Femi Kuti is a rare breed. No, we’re not just talking about his family pedigree that includes his father Fela, his grandmother Mrs Funmilayo Ransome-Kuti or even his great-grandfather Daniel Thomas, the son of a slave who traced his way back home.
Femi himself, by himself, is a phenomenon. It was going to be hard, almost impossible step out from his iconic father’s shadow. Not only did Femi learn from his father, he made his own music so distinct that despite the fact that it is Afrobeat (which Fela of course invented), you can tell Femi’s music from the sound alone. It’s like magic.
He was born in the UK and could have traded everything in when the going got tough. The British society has shown that it would absorb doctors and nurses; you think they would think twice if a legend like Femi Kuti asked to become a British citizen?
But he did none of that. He’s Nigerian through and through, and like his ancestors before him, sings for the common man who often is trampled upon by the ruling class.

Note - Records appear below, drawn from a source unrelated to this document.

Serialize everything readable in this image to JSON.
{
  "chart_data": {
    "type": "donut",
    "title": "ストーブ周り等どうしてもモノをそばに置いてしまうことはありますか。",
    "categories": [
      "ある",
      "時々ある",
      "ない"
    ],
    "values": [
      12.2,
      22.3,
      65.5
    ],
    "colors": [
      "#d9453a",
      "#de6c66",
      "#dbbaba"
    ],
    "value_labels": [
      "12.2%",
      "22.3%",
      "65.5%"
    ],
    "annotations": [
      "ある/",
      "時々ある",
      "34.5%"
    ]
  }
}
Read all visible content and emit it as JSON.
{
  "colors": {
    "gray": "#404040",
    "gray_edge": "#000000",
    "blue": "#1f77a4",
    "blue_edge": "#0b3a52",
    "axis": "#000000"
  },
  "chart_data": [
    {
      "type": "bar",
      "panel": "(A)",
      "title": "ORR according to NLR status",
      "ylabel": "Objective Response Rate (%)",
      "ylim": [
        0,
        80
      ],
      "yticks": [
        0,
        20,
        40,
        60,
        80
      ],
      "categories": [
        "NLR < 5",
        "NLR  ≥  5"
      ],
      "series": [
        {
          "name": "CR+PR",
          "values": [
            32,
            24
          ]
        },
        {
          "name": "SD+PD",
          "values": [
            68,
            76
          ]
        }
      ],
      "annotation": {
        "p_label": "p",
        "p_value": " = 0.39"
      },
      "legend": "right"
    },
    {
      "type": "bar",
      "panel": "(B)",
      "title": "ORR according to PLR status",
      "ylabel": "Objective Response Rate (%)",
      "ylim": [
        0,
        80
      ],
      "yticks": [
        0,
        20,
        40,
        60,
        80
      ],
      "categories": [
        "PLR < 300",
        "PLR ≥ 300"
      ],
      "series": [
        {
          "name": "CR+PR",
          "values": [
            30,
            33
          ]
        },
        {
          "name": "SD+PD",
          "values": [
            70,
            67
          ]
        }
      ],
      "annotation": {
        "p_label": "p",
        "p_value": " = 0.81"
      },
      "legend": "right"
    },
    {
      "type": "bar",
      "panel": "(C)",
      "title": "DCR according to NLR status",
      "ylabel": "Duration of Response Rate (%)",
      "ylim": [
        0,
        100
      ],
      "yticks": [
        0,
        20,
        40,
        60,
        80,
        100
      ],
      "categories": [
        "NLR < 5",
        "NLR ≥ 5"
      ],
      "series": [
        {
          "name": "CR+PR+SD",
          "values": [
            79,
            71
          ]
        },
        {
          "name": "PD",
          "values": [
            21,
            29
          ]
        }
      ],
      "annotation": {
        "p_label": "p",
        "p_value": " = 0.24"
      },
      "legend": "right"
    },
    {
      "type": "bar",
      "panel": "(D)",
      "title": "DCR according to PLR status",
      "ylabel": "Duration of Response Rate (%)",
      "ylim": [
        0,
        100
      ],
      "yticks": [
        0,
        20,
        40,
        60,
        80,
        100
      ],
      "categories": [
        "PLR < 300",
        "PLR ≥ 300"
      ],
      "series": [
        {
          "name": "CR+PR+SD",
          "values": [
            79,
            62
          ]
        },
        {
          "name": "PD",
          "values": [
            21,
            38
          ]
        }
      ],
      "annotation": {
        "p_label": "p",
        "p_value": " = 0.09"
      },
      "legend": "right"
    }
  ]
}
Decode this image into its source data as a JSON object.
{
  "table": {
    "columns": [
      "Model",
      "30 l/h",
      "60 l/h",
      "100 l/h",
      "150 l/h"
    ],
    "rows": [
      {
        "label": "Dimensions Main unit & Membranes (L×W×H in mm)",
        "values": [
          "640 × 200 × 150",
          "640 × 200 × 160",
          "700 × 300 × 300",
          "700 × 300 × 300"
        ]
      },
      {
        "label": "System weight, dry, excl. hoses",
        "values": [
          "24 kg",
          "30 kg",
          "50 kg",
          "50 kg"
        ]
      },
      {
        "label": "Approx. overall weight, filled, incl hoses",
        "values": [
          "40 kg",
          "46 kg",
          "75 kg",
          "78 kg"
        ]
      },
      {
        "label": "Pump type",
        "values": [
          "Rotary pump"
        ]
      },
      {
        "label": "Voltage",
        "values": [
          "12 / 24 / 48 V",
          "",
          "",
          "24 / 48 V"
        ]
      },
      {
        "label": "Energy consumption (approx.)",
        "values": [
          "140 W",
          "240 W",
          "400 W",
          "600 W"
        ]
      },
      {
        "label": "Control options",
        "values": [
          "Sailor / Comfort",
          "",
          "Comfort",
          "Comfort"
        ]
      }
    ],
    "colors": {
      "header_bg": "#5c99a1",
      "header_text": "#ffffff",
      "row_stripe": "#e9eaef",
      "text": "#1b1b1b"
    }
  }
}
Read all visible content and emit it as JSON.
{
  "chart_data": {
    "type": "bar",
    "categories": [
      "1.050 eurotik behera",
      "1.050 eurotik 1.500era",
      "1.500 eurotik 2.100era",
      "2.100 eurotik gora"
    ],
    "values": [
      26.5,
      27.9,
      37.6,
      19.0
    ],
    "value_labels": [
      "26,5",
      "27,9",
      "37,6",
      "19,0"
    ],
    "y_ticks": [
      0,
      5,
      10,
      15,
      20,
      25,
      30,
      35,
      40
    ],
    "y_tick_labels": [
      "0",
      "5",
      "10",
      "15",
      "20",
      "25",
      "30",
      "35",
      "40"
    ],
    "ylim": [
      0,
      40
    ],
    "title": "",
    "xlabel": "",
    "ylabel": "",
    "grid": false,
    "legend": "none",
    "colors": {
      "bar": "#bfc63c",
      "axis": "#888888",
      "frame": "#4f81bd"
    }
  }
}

Here’s another fun fact: a Femi Kuti concert in Nigeria is another rarity. This September, he would be hosting an exclusive concert at the Sheraton Hotel, Lagos in collaboration with Chocolate City. It’s a rare opportunity to see the man in concert, especially off the heels of a world tour to perform his recent album One People One World. He would be singing from that project on September 22, in addition to his cache of classics.